Моргунов нашел нужную страницу.

— Маловато. И противоречит твоим сведениям. На вот, взгляни.

— «Клад басилевса». Был спрятан в подвале между музеем и госпиталем. Анонимный донос. Почему? Клад был изъят и отправлен в рейх. Прорыв окруженцев. Последний вагон упал с моста в реку. Клад тщательно искали, но не нашли. Путевой обходчик расстрелян, дом сожжен».

— Все?

— Все. Он часто так пунктирно записывал. Может быть, развернуть собирался. Но не успел. Однако, выходит, клад не вывезли.

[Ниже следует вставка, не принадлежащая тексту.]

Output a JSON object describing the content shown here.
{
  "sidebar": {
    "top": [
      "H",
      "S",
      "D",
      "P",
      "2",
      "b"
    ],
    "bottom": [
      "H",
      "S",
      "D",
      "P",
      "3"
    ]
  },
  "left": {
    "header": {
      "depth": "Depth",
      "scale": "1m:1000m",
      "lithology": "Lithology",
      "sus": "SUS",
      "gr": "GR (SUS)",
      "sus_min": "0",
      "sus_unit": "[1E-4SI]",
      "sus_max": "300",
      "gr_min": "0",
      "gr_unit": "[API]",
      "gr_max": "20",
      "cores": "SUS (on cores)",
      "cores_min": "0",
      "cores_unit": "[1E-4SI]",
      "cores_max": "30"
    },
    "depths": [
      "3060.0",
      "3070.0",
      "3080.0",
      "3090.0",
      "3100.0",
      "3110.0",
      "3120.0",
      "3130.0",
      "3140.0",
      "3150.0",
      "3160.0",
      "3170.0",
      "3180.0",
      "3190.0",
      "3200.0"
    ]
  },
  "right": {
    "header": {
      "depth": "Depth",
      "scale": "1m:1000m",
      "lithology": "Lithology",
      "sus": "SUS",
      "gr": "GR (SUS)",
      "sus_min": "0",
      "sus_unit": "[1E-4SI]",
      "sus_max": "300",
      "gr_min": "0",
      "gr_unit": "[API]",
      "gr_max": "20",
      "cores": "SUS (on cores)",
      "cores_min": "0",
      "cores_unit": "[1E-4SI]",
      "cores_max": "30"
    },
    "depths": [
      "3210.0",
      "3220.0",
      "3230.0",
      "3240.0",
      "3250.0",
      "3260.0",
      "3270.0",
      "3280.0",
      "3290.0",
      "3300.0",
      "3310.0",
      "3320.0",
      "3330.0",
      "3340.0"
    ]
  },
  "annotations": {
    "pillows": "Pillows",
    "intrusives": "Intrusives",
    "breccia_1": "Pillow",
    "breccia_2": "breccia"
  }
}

Саша старался правильно оценить неожиданное свидетельство.

— А обходчик, говоришь, жив?

— Не понимаю, — развел руками Пашков.

— В гестапо вряд ли ошиблись, — заметил Моргунов. — Я эту организацию не понаслышке знаю. А что хирург думает? Ты сказал, что он бой у моста с кладом завязал?

Саша чуть покраснел. Пухович ни за столом, ни у себя ни слова не произнес о кладе. О кладе разговор только у Веры возник. А он, не желая называть Веру, взвалил все на Доктора! Но Саша не собирался врать. Он подразумевал, что заговорили о монете сначала на поминках, и Доктор вроде бы оказался в начале цепочки, что к Вере и кладу вывела.

— Я неточно выразился, Михаил Васильевич. Хирург не говорил о кладе. Только о том, что монету там нашли, где Захар был ранен.

— Прости, Саша, но ты-то, ко мне придя, о кладе спросил, что я о нем слышал? Выходит, ты знал, что монета из клада. Не пойму что-то.

Пашков мучился. Не хотел, а соврал и запутался. Что же сейчас делать? Вот тебе и правда! Даже с малой трудно. Но если Моргунов, честнейший человек, с бывшим разведчиком отстаивают право молчать до поры, почему у него таком права нет?

— Михаил Васильевич! Дорогой! Я не зря к вам пришел. У вас доказательство, что клад не в Германии. Спасибо вам огромное. Мои факты, к сожалению, слабее! Вот вы десять лет молчали, прежде чем я о своей картине правду узнал, что копейка ей цена. Не хочу больше дураком выглядеть. Дайте мне хотя бы десять дней, чтобы разобраться с монетой. Сама по себе это ничтожная часть клада. Меня с ней на смех поднять могут. Необходимо уточнить кое-что предварительно, чтобы мне поверили.